Next-Embedding Prediction Makes Strong Vision Learners
Source
- Raw Markdown: paper_nepa-2025.md
- PDF: paper_nepa-2025.pdf
Core Claim
NEPA trains visual models to predict future patch embeddings with a simple Transformer objective, avoiding pixel reconstruction, discrete tokens, contrastive loss, and task-specific heads.
Key Contributions
- Introduces Next-Embedding Predictive Autoregression for visual SSL.
- Uses causal masking and stop-gradient in an embedding-prediction setup.
- Reports strong ImageNet fine-tuning and ADE20K transfer.

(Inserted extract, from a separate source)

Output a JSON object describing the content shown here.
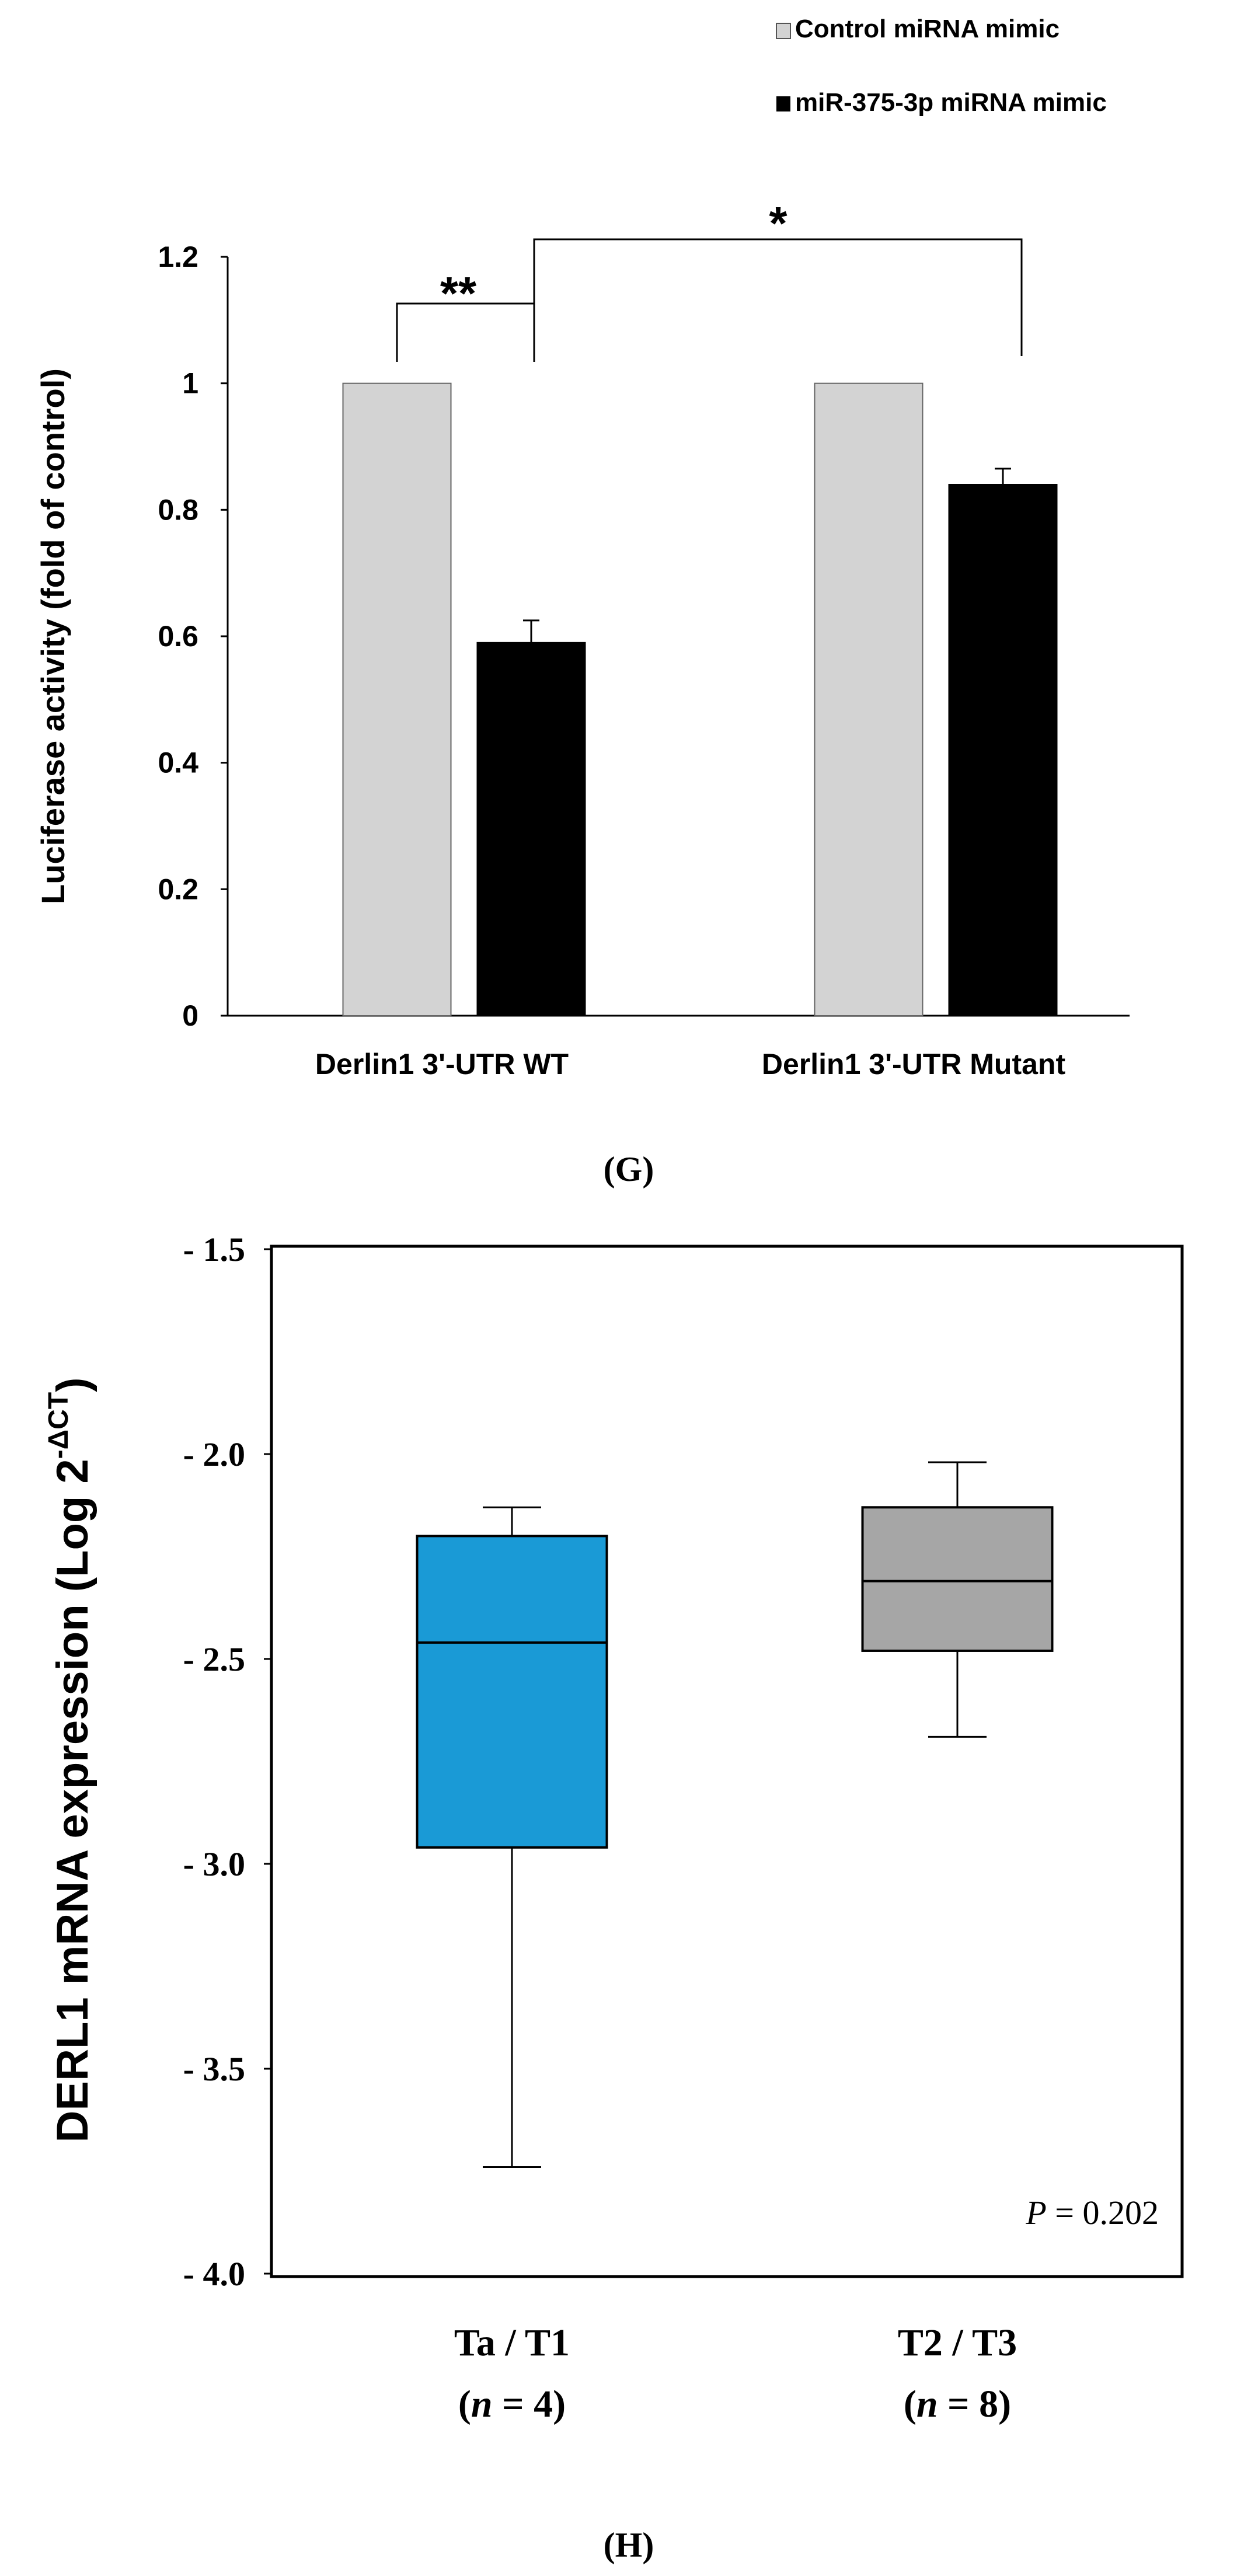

- Frames generative pretraining from embeddings as a modality-agnostic alternative.
Method Notes
NEPA belongs to Latent-Space Predictive Learning, Self-Supervised Representation Learning, and Vision Foundation Models.
Evidence And Results
The abstract reports 83.8% and 85.3% top-1 ImageNet-1K accuracy with ViT-B and ViT-L after fine-tuning, plus effective semantic-segmentation transfer.
Limitations
NEPA still uses stop-gradient, which makes it a useful contrast with SIGReg-centered sources such as LeJEPA.
Links Into The Wiki
Open Questions
- Can NEPA be made collapse-resistant without stop-gradient?
- How does next-embedding prediction compare to DINOv3 at larger data/model scales?